Patrick's campaign to eliminate tenure falls in line with policymakers across the U.S., mainly in red states, attempting to increase their influence over public higher education.
Republicans nationwide have raged against critical race theory, an academic concept that describes the systemic nature of racism.
However, the GOP has used the term as a catchall for subjects they deem divisive, and many states have introduced legislation to forbid instruction of those topics in public education.
UT-Austin's faculty council last week in a 41-5 vote passed the resolution backing educators' ability to discuss critical race theory and race and gender justice. It also expressed solidarity with K-12 teachers whose educational purview was limited by new laws targeting critical race theory.
And it called for UT-Austin President Jay Hartzell and Provost Sharon Wood to reject attempts by external forces to dictate curriculum.
The statement provoked Patrick, who at a Friday press conference said the state would amp up oversight of professors who he said wanted to indoctrinate students. He also objected to the notion the public should not have a say in taxpayer-funded education.
Patrick specifically proposed ending tenure for newly hired professors. For those who are already tenured, he promised to reduce the cycle of reviewing tenure from every six years to one. And he said he would seek to add instruction of critical race theory as a reason to revoke tenure.
Texas' education code states institutions can rescind tenure in cases where faculty have demonstrated "incompetency, neglect of duty, or other good cause."
"We are not going to allow a handful of professors who do not represent the entire group to teach and indoctrinate students in critical race theory — that we are inherently racist as a nation," Patrick said. "We're not going to allow it to happen."

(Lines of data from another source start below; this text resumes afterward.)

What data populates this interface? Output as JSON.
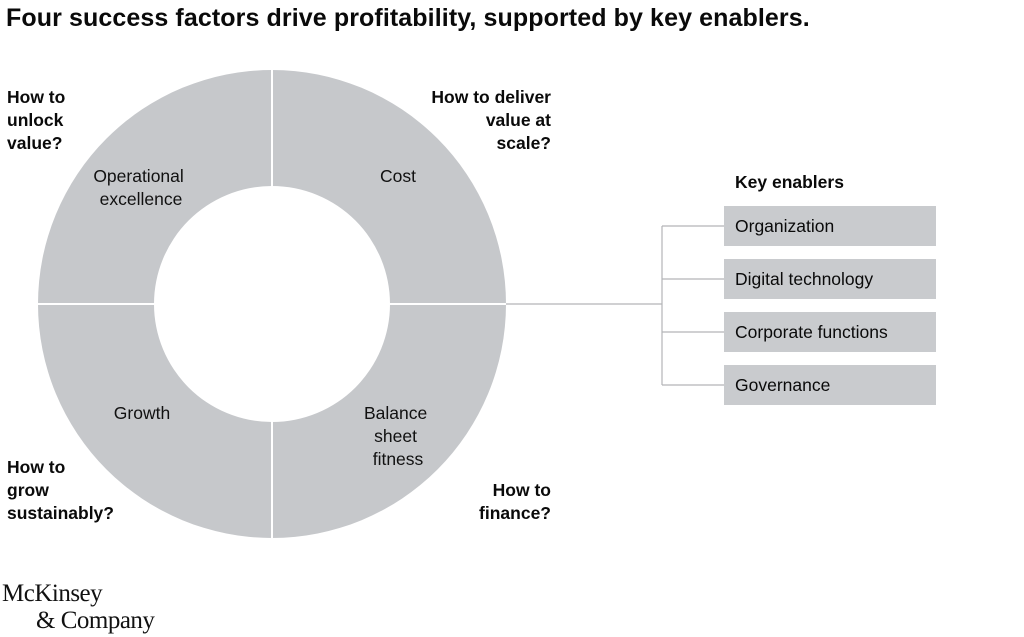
{
  "title": "Four success factors drive profitability, supported by key enablers.",
  "segments": [
    {
      "name": "Operational excellence",
      "lines": [
        "Operational",
        "excellence"
      ]
    },
    {
      "name": "Cost",
      "lines": [
        "Cost"
      ]
    },
    {
      "name": "Growth",
      "lines": [
        "Growth"
      ]
    },
    {
      "name": "Balance sheet fitness",
      "lines": [
        "Balance",
        "sheet",
        "fitness"
      ]
    }
  ],
  "questions": {
    "unlock": [
      "How to",
      "unlock",
      "value?"
    ],
    "deliver": [
      "How to deliver",
      "value at",
      "scale?"
    ],
    "grow": [
      "How to",
      "grow",
      "sustainably?"
    ],
    "finance": [
      "How to",
      "finance?"
    ]
  },
  "enablers": {
    "title": "Key enablers",
    "items": [
      "Organization",
      "Digital technology",
      "Corporate functions",
      "Governance"
    ]
  },
  "logo": [
    "McKinsey",
    "& Company"
  ],
  "colors": {
    "segment_fill": "#c6c8cb",
    "divider": "#ffffff",
    "connector": "#b3b5b8",
    "enabler_fill": "#c9cbce"
  }
}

This week, Hartzell, UT-Austin's president, released a letter defending tenure, which he wrote provides faculty members with certain securities. Removing tenure would hurt the state's ability to attract and retain talent, he wrote.
And, he wrote, "future administrators might make annual retention decisions based on whether they or others did or didn't like a faculty member's current research agenda, rather than whether the quality of that research was excellent and held promise to have a positive impact on society."
The UT system did not respond to a request for comment Tuesday.
The American Association of University Professors slammed Patrick's idea and referred to his speech Friday as being "littered with disingenuous political theater and blatant falsehoods."
AAUP President Irene Mulvey said in a statement that the proposal represents a danger to higher ed by suggesting that government entities can censor "entire fields of knowledge in service to an ideology." Mulvey also said that the effects on Texas colleges' recruitment would be devastating.
The association employed similar arguments when South Carolina lawmakers late last year put forth a bill to end tenure at public colleges. That bill has been referred to a House committee. The bill sponsor said he wanted to align faculty employment with other industries that more frequently evaluate their workers.
At least one recent example shows that retaining faculty in the face of tenure threats can be expensive.
After Wisconsin weakened tenure protections about six years ago, the state's flagship institution, University of Wisconsin-Madison, spent about $9 million in raises and research funding to retain 40 top faculty members who at the time were being recruited elsewhere.
Patrick is in position to try to advance his plan, despite the pushback. Texas' lieutenant governor serves as the Senate president, and Patrick said during Friday's news conference he had the support of Republican state Sen. Brandon Creighton, chair of the Senate Committee on Higher Education, on the issue.
The lieutenant governor said he would introduce a bill to end tenure for the legislative session beginning January 2023.
Patrick is up for reelection this year. Texas holds its primary election March 1.